Among his awards are the Distinguished Alumnus Award from Tulane School of Medicine; Life Achievement Awards from European Society of Cardiology, Japanese Circulation Society and Israeli Heart Society; American Heart Association Heart and Stroke Award, Morgagni Award (Padua, Italy), Simon Dack Scholarship Award, and Distinguished Clinical Scientist Career Award (American College of Cardiology) in 2008.
Dr. Maron has authored 860 original peer-reviewed articles, book chapters and other contributions to the literature, as well as 325 abstracts and 7 books including the well-regarded “Hypertrophic Cardiomyopathy: For Patients, Their Families and Interested Physicians.”
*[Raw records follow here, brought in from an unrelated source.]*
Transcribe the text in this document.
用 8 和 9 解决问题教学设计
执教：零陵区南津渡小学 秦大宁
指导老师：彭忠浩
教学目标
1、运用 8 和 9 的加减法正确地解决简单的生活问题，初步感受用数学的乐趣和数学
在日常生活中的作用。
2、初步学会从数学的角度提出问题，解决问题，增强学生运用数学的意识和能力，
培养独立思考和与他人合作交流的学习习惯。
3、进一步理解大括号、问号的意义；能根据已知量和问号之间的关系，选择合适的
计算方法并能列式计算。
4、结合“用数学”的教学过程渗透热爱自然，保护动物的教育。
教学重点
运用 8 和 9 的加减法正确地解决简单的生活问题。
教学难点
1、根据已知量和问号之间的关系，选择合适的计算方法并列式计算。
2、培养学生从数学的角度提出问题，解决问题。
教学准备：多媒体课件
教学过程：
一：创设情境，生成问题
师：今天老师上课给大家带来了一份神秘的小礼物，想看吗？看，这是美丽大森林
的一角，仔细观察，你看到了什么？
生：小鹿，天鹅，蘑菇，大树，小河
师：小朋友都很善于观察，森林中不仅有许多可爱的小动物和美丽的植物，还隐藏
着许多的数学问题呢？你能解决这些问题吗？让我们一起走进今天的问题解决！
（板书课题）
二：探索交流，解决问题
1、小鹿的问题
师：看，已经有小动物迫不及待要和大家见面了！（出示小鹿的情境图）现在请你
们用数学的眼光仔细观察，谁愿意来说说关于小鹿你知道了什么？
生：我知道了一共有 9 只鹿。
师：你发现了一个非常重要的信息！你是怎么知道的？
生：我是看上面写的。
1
Dr. Maron's research initiatives have included diverse clinical and pathologic aspects of hypertrophic cardiomyopathy over a 40 year career, including development of risk stratification guidelines and introducing implantable defibrillators for effective prevention of sudden death in adults and children with hypertrophic cardiomyopathy. In addition, a new segment of cardiovascular medicine has been developed defining the causes of sudden death in trained athletes (including ventricular fibrillation due to blunt chest blows [commotio cordis]), strategies for preparticipation screening, and criteria for disqualification vs. eligibility with cardiovascular abnormalities.
Dr. Maron has been chair or co-chair of 12 ACC/AHA/ESC guidelines or consensus panel documents including all 3 Bethesda Conferences (#16, #26, #36) concerning criteria for disqualification of competitive athletes with cardiovascular disease, as well as major guidelines for management of hypertrophic cardiomyopathy in 2003 and 2011, and director of 9 international conferences on hypertrophic cardiomyopathy.